It’s a story as old as the automobile. You get started on a project and then life happens and your project ends up sitting, untouched, for an extended period of time. This particular small-block came out of a 1966 Chevelle after a rapid unplanned disassembly in the late ‘90s and then spent the next two and a half decades in storage, untouched, unloved. But, then Hagerty came along and decided to not only revive it, but do so in their signature time-lapse style.
The 283 may not have led the hardest of lives when it was in the car, but combine that with 25 years of sitting in a corner, and the Redline Rebuild team had some work cut out for them. Fortunately, the Gen-1 small-block Chevy engine parts are almost literally a dime a dozen and available by the pallet, so finding replacement parts wasn’t an issue.

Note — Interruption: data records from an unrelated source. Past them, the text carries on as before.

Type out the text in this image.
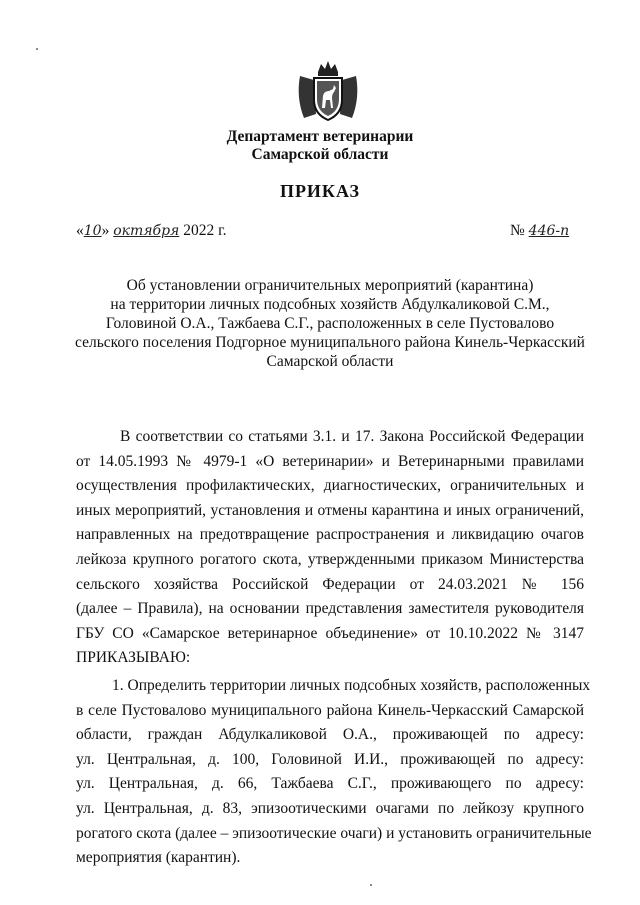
Департамент ветеринарии
Самарской области
ПРИКАЗ
«10» октября 2022 г.	№ 446-п
Об установлении ограничительных мероприятий (карантина)
на территории личных подсобных хозяйств Абдулкаликовой С.М.,
Головиной О.А., Тажбаева С.Г., расположенных в селе Пустовалово
сельского поселения Подгорное муниципального района Кинель-Черкасский
Самарской области
В соответствии со статьями 3.1. и 17. Закона Российской Федерации
от 14.05.1993 № 4979-1 «О ветеринарии» и Ветеринарными правилами
осуществления профилактических, диагностических, ограничительных и
иных мероприятий, установления и отмены карантина и иных ограничений,
направленных на предотвращение распространения и ликвидацию очагов
лейкоза крупного рогатого скота, утвержденными приказом Министерства
сельского хозяйства Российской Федерации от 24.03.2021 № 156
(далее – Правила), на основании представления заместителя руководителя
ГБУ СО «Самарское ветеринарное объединение» от 10.10.2022 № 3147
ПРИКАЗЫВАЮ:
1. Определить территории личных подсобных хозяйств, расположенных
в селе Пустовалово муниципального района Кинель-Черкасский Самарской
области, граждан Абдулкаликовой О.А., проживающей по адресу:
ул. Центральная, д. 100, Головиной И.И., проживающей по адресу:
ул. Центральная, д. 66, Тажбаева С.Г., проживающего по адресу:
ул. Центральная, д. 83, эпизоотическими очагами по лейкозу крупного
рогатого скота (далее – эпизоотические очаги) и установить ограничительные
мероприятия (карантин).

After an initial teardown and deep cleaning, which the engine sorely needed, the block deck was skimmed and the rotating assembly got a ride on the balancing machine. Then the valve covers were treated with some chemical stripper, and both the block and valve covers got a coat of primer and fresh Chevrolet Orange paint. Nothing like some freshly machined decks and a new coat of paint to make an old block look like a million bucks.
From there the short-block went back together with a brand new set of KB pistons and rings and some new bearings, a new oil pump and some paint on the oil pan. The 283 heads were rebuilt with a new valvetrain before being bolted on, and were topped off with the original intake manifold, also dressed in Chevrolet Orange.
More than just a fresh coat of paint, this small-block Chevy engine was given a new lease on life. It’s a testament to both the durability of the original design as well as the aftermarket support available for an almost 70-year-old engine design. Besides just being a visually appealing video to watch, it’s proof that our engines will be around for a long time to come.